When does $p^2$ divide $an^k + bp$?

Question

In the ongoing effort of dealing with abstract duplicates. This question is about the lemma:

Lemma Let $k \ge 2$, $p$ prime and $a$ coprime to $p$. Then $$p^2\!\mid a n^k+ bp\iff p\mid n,b.$$

This lemma answers the following kinds of questions:

• Prove $\,4\nmid n^3+2.\,$ When does $\,p^2\mid a n^k+ bp\,$ generally?
• $x^2+35=7^n$ has no natural solutions $\,x,n$

Answer 1

Lemma $\, \ p^2\!\mid a n^k+ bp\iff p\mid n,b,\ $ if $\ \color{#0a0}{k\ge 2}\,\ $ & $\ a\,$ is $\rm\color{#90f}{coprime}$ to ${\rm\color{#c00}{prime}}\ p$ (or ${\rm\color{#c70}{squarefree}}\ p$)

Proof $\ \ (\Leftarrow)\ \ $ Clear by $\,p\mid b,n\,\overset{\times\, p}\Rightarrow\,p^2\mid bp, n^{\color{#0a0}k}_{\phantom{|_{|_.}}}$ and basic divisibility laws.
$\ (\Rightarrow)\ $ $\,p\mid an^k\! + bp\overset{\color{#90f}{(a,p)=1}}\Longrightarrow\! p\mid n^k\color{#c00}{\overset{\rm EL}\Rightarrow}\, p\mid n\,$ $\overset{\color{#0a0}{k\,\ge\, 2}}\Longrightarrow\,p^2\mid n^k\Rightarrow p^2\mid pb\,\Rightarrow\,p\mid b$

using basic divisibility laws, and $\,\color{#c00}{\rm EL}$ = Euclid's Lemma.
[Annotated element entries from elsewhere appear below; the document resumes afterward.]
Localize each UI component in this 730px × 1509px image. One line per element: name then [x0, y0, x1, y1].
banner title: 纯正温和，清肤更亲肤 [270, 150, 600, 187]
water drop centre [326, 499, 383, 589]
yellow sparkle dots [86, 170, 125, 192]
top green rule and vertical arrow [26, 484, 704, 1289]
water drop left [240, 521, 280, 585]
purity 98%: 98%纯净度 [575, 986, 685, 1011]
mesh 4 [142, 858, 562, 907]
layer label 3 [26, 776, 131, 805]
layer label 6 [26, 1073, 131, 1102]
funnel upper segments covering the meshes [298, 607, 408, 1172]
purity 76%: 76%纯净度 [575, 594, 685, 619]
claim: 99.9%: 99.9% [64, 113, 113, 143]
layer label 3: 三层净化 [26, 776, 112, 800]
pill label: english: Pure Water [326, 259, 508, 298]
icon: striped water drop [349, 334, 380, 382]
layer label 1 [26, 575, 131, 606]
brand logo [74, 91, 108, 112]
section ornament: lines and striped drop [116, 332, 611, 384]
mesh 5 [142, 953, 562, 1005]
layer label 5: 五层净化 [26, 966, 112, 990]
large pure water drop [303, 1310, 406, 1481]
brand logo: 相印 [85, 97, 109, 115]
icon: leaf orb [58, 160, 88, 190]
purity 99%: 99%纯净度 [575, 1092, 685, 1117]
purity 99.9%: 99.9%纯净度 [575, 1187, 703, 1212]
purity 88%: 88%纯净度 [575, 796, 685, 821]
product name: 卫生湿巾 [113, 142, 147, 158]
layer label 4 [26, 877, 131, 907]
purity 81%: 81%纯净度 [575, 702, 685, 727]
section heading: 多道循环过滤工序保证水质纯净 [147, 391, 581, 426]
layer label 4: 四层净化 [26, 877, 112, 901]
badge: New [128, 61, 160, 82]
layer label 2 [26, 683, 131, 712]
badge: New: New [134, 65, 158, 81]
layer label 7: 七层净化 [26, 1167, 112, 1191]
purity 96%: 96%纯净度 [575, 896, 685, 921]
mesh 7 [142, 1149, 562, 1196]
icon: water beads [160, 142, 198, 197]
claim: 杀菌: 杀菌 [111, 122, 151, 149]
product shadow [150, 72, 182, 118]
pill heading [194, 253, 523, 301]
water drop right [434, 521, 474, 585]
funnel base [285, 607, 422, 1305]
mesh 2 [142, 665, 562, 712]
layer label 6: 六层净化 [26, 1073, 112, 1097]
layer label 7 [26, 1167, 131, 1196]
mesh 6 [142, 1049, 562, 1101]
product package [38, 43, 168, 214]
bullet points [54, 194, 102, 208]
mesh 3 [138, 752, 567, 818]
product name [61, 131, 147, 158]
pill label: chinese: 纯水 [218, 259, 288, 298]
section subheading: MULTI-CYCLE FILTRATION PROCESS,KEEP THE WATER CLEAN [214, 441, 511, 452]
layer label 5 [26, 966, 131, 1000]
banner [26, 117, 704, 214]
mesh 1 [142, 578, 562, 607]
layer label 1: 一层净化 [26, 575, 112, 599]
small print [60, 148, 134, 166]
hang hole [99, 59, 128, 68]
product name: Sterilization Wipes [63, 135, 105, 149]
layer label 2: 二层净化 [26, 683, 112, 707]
Remark $ $ It also holds true for ${\rm\color{#c70}{squarefree}}\:p\,$ because they are precisely those integers satisfying the key middle inference, i.e. $\ p\mid n^k\color{#c00}\Rightarrow\,p\mid n,\,$ for all integers $\,n$.